Since I arrived at the lake, Dawson had stayed close to my side while Daemon and Matthew handled the onyx carefully.
“I had to do it once,” Dawson said quietly, focused on the overcast sky.
“Do what?”
“Watch a hybrid die like that.” He took a breath, squinting. “The guy just went crazy, and no one could stop him. He took out one of the officers and then there was a flash of light. Sort of like spontaneous combustion, because when the light faded, he was gone. Nothing was left. It happened so fast, he couldn’t have felt a thing.”
I remembered how Carissa was shaking, and I knew she had to feel that. Feeling nauseous, I focused on Daemon. The onyx was in a hole, and he knelt in front of it, talking quietly to Matthew. I was glad the rest of the group wasn’t there.
“Did the people they brought to you know why they were there?” I asked.
“Some did, like they signed up for it. Others were sedated. They didn’t have a clue. I think they were homeless people.”
That was sickening.
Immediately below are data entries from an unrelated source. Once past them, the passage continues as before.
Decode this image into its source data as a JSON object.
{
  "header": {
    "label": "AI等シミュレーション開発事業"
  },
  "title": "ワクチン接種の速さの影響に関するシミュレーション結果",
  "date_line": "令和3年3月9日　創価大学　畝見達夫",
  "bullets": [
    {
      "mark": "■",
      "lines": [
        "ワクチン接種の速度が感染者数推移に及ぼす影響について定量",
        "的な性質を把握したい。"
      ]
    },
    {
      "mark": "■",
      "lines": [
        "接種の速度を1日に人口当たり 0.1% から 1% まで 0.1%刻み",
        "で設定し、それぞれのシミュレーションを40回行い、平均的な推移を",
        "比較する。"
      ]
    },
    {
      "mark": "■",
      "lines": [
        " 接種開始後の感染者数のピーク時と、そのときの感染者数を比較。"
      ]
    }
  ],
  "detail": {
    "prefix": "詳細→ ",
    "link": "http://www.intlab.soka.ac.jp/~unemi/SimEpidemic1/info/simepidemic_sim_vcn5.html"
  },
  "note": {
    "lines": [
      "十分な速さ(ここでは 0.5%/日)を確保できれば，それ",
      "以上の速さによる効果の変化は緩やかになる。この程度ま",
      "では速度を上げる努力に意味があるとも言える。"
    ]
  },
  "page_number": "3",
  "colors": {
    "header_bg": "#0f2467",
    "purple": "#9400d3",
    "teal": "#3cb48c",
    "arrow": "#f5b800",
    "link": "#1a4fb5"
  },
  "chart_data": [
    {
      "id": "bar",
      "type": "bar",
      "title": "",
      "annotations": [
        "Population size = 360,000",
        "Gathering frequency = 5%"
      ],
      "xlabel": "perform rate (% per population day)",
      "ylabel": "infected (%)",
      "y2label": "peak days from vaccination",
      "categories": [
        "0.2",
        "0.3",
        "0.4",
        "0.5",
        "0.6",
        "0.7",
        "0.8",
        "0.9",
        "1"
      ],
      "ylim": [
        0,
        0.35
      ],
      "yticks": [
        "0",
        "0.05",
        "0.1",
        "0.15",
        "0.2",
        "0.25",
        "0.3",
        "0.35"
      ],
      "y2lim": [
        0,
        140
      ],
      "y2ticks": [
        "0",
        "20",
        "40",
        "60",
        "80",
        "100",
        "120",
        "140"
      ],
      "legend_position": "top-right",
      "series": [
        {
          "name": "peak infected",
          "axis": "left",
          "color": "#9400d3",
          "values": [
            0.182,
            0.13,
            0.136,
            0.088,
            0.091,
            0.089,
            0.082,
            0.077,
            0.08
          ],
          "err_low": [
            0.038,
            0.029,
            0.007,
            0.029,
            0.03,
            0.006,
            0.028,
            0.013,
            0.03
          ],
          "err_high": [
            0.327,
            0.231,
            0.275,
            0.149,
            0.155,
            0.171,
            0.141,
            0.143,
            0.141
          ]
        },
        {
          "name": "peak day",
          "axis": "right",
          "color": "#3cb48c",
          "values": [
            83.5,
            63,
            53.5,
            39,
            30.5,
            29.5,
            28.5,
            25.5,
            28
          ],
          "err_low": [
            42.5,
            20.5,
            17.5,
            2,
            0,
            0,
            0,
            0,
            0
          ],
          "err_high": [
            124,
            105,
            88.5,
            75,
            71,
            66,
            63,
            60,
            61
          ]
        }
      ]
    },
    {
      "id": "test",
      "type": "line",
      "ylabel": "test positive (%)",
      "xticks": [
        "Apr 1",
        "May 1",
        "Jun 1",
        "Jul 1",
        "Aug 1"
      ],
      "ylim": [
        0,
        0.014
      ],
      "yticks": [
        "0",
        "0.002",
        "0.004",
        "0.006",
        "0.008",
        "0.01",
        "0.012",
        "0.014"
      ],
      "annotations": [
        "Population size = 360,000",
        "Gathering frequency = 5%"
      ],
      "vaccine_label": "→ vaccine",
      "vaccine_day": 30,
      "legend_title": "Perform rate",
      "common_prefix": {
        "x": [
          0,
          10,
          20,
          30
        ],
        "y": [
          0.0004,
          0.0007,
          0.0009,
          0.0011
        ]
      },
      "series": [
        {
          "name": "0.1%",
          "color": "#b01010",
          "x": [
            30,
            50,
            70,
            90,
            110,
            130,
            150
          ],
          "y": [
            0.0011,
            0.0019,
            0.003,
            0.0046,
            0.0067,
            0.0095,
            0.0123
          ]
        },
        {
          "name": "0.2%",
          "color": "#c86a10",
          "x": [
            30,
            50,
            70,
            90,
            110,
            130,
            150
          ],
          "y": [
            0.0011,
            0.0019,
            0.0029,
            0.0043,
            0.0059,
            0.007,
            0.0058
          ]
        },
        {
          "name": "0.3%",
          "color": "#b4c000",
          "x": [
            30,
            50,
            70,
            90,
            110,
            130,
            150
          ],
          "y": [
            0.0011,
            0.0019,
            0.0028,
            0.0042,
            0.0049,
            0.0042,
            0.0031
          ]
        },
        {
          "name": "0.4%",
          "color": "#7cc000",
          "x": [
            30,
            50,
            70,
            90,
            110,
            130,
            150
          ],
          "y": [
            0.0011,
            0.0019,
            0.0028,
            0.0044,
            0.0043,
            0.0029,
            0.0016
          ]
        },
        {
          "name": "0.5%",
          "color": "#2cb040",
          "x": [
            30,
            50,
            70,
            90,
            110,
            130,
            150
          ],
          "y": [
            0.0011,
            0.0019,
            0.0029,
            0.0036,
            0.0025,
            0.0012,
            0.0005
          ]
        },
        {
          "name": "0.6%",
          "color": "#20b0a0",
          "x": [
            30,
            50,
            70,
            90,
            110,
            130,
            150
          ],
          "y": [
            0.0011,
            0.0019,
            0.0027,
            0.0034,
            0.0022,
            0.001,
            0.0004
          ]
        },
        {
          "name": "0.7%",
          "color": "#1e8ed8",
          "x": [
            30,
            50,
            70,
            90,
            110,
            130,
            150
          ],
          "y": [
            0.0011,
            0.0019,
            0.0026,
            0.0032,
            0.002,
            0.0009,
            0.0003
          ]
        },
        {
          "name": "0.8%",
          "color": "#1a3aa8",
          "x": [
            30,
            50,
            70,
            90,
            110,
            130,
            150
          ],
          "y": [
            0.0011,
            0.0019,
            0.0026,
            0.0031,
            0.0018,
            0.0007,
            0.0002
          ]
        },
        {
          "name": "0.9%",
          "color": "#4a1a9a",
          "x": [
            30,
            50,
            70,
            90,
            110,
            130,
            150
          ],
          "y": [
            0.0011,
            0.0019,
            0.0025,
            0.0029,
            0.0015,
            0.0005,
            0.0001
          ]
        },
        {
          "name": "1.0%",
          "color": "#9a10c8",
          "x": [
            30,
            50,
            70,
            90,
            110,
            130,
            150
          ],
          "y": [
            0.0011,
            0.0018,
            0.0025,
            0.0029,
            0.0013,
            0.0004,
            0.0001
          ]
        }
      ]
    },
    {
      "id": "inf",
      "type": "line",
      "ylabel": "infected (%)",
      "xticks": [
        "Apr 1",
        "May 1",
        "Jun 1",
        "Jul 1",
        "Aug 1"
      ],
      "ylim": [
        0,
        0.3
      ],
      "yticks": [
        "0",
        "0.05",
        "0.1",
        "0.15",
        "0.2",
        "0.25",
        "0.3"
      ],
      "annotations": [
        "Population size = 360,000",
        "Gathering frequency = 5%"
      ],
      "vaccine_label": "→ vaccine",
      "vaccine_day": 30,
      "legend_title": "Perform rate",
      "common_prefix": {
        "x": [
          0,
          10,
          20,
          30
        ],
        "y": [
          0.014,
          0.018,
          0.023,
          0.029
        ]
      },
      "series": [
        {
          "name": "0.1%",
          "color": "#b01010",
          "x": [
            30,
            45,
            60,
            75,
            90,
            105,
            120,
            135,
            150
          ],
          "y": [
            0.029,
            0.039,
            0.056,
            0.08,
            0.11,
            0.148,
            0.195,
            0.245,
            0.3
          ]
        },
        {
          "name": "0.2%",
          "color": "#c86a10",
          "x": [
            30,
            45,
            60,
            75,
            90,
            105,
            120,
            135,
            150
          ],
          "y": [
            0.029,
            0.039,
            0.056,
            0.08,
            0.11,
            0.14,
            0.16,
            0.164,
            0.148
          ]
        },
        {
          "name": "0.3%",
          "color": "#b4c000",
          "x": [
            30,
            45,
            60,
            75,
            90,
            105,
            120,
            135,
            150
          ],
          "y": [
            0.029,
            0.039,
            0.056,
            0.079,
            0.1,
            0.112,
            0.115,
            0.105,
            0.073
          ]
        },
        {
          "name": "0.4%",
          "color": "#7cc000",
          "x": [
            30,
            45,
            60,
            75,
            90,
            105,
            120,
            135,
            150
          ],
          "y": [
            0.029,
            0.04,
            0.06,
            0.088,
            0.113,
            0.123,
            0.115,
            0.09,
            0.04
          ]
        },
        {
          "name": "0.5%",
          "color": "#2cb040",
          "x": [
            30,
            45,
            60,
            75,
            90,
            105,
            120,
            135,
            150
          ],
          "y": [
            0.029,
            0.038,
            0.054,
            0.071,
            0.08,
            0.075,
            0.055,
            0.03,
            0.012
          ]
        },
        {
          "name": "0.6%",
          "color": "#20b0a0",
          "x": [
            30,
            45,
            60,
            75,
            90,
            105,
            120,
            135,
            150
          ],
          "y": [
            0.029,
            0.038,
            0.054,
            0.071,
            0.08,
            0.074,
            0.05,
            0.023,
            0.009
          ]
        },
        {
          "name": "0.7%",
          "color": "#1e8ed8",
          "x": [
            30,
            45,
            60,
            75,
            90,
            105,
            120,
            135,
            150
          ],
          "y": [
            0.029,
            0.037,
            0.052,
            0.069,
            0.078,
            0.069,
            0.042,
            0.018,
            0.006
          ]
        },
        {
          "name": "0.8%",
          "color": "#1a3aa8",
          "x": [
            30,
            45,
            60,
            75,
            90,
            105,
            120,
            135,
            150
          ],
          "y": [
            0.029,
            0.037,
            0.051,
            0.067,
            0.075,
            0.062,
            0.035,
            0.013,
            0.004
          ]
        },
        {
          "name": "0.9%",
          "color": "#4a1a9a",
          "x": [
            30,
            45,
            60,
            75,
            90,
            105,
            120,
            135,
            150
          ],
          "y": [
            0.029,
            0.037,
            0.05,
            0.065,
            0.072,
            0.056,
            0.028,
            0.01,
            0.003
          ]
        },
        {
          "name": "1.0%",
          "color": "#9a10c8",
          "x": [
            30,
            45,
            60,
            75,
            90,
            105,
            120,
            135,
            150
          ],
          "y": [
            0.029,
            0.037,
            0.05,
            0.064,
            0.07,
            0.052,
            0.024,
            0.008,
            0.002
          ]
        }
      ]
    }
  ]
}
Unable to stay still, I headed toward the bank of the lake. The water wasn’t frozen over anymore, but it was still and calm. Completely at odds with how I felt inside.
Dawson followed. “Carissa was a good person. She didn’t deserve this. Do we even know why they chose her?”
I shook my head. I’d spent a good part of the day thinking about everything. Even if Carissa had known about the Luxen and had been healed by one, Daedalus was involved. I knew it. But the hows and whys were the mysteries. As was the stone I’d seen around her wrist.